A dispute between you and a co-owner or co-founder can ruin your company. It can derail everything you have worked so hard for. It can even end your friendship. This is something you must take seriously, no matter how unlikely it seems.
After all, no one thinks a dispute is likely in the early days. The company is young, you're both excited, and it seems like the sky is the limit. Over time, though, things change. Relationships fray. Arguments blossom. Eventually, you may run into a dispute so big that you cannot get around it, and the company dissolves.
To help you avoid this, watch out for these four reasons disputes happen:
1. Your partner is your spouse, and marital disagreements impact the company.
Working together seemed natural at first, when the marriage felt strong, but now problems at home make their way into work. The fight you had about money and your personal budget turns into a fight about the company's expenses. Tempers that flared at home are still hot when you arrive at work, so you work against each other instead of with one another. In the worst cases, your marriage heads for divorce and it takes the company down with it.
2. The business is not successful.
You both felt great about your business plan when it was all on paper, but now it's not working. You haven't hit your monthly projections in a year. The company slowly loses money every day. This lack of success causes stress and you begin arguing about how to fix it. When you both fixate on different ideas, knowing what is at stake, the dispute leaves you at a standstill.

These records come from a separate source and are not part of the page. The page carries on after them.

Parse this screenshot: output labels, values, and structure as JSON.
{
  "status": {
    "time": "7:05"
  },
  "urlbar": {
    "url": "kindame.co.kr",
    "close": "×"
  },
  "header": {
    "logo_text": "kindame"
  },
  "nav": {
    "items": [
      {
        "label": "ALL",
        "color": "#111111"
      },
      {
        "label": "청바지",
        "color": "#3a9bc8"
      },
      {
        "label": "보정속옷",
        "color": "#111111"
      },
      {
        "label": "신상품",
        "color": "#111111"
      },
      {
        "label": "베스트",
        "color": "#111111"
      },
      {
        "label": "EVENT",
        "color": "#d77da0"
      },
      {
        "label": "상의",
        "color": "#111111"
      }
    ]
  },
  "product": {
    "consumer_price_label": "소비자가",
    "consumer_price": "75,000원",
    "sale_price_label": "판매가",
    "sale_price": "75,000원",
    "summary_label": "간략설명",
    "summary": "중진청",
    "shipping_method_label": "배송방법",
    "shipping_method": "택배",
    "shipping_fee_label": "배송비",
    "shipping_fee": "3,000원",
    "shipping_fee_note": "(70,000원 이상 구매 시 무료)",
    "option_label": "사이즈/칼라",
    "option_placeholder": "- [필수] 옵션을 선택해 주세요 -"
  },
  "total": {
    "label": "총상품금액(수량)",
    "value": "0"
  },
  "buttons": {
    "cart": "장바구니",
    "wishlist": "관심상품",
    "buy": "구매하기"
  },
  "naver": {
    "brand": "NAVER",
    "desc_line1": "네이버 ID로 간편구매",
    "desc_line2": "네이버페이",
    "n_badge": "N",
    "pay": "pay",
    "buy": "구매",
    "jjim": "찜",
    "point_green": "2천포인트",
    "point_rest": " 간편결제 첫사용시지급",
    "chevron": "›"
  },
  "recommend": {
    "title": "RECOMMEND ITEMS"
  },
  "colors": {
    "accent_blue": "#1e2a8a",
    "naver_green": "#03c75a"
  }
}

3. You do not have the same level of commitment.
This is your dream. You quit your career to start this company. Your partner, though, just sees it as a fun side project. While you come in for 80 hours per week, your partner is just there for 20 hours on the side, with a "regular" job paying the bills. You both resent each other — you wish your partner committed more time, while your partner wishes he or she had more influence over the company.

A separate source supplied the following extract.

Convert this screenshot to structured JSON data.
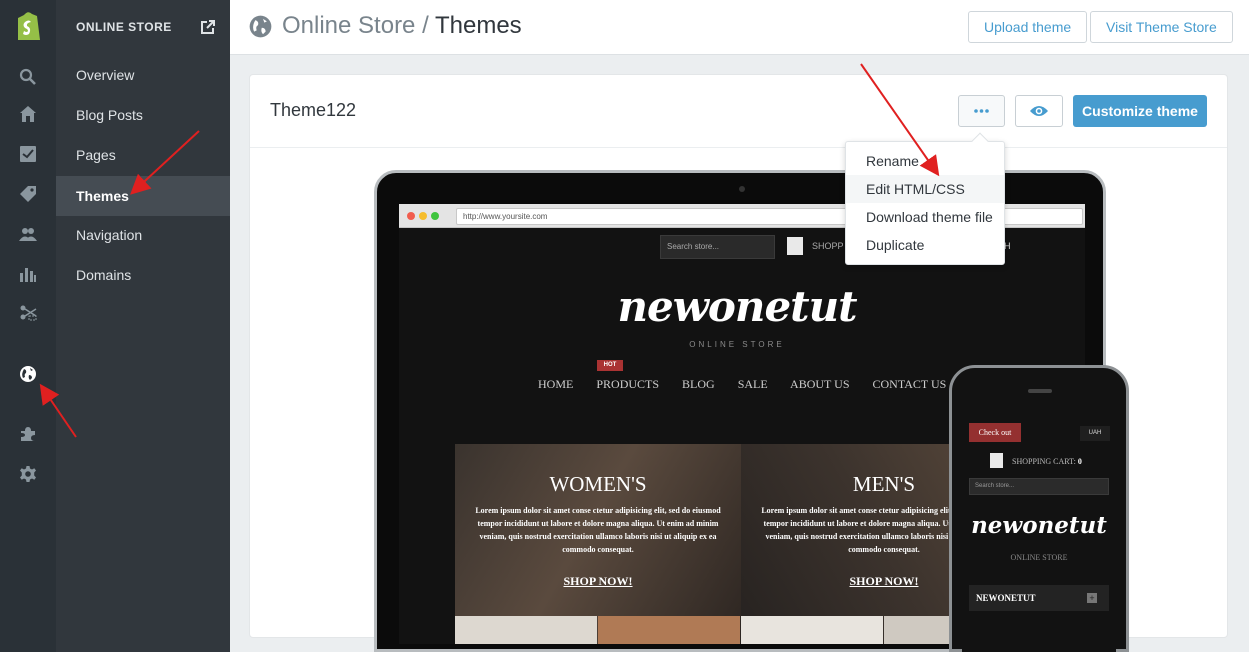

4. You have very different personalities.
You want to take risks. You live rather recklessly, banking everything on a hunch. Your partner is very careful and conservative. As a result, you can never agree on what actions to take. You feel like your partner misses opportunities to grow, while your partner thinks you put the company at risk on a daily basis.
Business partner disputes put the company in jeopardy. Everyone involved must know exactly what legal options they have moving forward.